May 3, 2023
Estée Lauder Cos Inc on Wednesday forecasted a bigger drop in full-year sales and profit, disappointing Wall Street; that was expecting better results on rebounding travel retail after Covid-19 restrictions eased globally and in China.
Shares of the company fell about 16 percent in premarket trade after Estée Lauder cited a slower-than-expected recovery in Asia travel retail and major market China for the latest round of cuts to its annual forecasts.
In contrast, European peers LVMH and L’Oréal saw a rise in first-quarter sales, boosted by a rebound in demand in the Chinese region.
Barclays analyst Lauren Lieberman said in a note that Estée Lauder’s profit forecast was the “last thing” expected even by the Street and that comments on Asia travel retail raises doubt on how much “control or visibility” the company has in its end-market sales through this channel.
Estée Lauder said while major shopping districts such as Hainan and Korea saw more traffic, the conversion of travellers to consumers in luxury beauty lagged.
Even though China relaxed pandemic-related restrictions, the company saw January 2023 pressured by low retail traffic and retailers destocking due to an increase in Covid-19 cases.
The MAC lipstick maker’s sales had also witnessed an impact in earlier quarters from US retailers tightening inventories of its products, but posted a 6 percent rise in organic net sales in the Americas, signalling steady demand for its Jo Malone fragrances and Bobbi Brown foundations.

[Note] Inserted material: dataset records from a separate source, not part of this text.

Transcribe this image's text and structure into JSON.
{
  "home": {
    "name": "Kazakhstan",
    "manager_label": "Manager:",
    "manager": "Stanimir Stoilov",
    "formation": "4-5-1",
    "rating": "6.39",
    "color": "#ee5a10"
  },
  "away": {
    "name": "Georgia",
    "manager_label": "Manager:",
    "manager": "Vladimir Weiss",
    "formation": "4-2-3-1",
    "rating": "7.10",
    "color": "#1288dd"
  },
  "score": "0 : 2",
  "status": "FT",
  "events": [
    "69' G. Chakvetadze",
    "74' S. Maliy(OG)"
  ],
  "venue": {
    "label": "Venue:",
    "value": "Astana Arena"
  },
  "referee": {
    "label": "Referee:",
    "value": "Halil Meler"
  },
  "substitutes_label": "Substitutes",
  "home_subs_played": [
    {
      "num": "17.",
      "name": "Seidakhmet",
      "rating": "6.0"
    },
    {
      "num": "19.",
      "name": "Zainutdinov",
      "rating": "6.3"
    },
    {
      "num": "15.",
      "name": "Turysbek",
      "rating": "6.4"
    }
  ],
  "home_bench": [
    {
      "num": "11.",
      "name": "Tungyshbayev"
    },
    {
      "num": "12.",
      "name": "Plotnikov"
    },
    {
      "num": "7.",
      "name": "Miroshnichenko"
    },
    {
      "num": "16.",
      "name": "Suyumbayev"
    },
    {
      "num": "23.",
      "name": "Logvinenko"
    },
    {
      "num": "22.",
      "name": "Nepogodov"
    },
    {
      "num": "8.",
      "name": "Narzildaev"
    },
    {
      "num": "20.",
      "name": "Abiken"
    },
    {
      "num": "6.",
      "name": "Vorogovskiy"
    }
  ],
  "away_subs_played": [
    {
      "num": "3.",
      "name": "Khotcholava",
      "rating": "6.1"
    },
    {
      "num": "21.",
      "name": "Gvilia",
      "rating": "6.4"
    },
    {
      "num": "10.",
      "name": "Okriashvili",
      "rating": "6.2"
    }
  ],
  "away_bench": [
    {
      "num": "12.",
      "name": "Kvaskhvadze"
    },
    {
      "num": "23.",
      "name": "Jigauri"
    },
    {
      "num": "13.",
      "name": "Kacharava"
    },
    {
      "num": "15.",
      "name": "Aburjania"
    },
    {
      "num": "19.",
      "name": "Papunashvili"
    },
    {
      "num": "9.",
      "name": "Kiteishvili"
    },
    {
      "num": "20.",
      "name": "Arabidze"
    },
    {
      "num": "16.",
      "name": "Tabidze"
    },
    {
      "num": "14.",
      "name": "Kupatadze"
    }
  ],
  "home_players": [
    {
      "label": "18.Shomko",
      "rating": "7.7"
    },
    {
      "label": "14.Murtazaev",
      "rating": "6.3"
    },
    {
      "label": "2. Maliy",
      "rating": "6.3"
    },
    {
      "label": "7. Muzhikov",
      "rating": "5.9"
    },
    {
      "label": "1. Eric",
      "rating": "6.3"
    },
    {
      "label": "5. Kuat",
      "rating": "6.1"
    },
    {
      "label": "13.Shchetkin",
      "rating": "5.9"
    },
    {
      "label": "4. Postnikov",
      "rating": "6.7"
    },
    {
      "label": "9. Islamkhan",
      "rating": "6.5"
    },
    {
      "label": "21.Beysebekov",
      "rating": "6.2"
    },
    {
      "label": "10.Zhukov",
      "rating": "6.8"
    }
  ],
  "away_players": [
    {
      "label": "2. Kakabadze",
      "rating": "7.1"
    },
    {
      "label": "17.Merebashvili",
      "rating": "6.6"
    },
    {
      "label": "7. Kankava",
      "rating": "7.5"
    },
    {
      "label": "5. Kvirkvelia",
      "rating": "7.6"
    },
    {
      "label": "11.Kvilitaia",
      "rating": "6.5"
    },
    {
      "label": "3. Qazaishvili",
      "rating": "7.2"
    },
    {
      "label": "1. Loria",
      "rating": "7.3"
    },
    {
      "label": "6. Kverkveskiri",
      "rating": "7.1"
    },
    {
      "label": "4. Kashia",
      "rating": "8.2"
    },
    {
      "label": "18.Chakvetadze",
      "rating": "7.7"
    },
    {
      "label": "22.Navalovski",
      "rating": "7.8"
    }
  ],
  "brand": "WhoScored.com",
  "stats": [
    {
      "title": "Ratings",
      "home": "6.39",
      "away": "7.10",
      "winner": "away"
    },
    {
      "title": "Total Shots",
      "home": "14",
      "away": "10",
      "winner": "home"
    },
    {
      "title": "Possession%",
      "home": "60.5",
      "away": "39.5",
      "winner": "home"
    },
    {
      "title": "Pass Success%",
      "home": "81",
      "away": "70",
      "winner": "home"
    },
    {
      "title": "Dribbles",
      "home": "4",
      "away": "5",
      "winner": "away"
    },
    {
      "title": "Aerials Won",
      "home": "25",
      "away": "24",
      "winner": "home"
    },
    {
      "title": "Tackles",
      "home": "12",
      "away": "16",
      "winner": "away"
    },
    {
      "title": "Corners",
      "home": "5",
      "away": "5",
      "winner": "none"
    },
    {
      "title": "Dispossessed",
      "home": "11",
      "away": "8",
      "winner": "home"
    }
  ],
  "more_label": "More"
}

The company’s profit remains pressured from a stronger dollar since it has sprawling global operations and converts foreign currencies into the greenback.
Estée Lauder expects full-year 2023 net sales to fall between 10 percent and 12 percent, compared to its prior forecast of a 5 percent and 7 percent decrease.
It also forecasted adjusted profit per share to fall between 50 percent and 51 percent, compared with a decrease between 27 percent and 29 percent it expected earlier.
However, the company beat third-quarter sales expectations but missed profit estimates.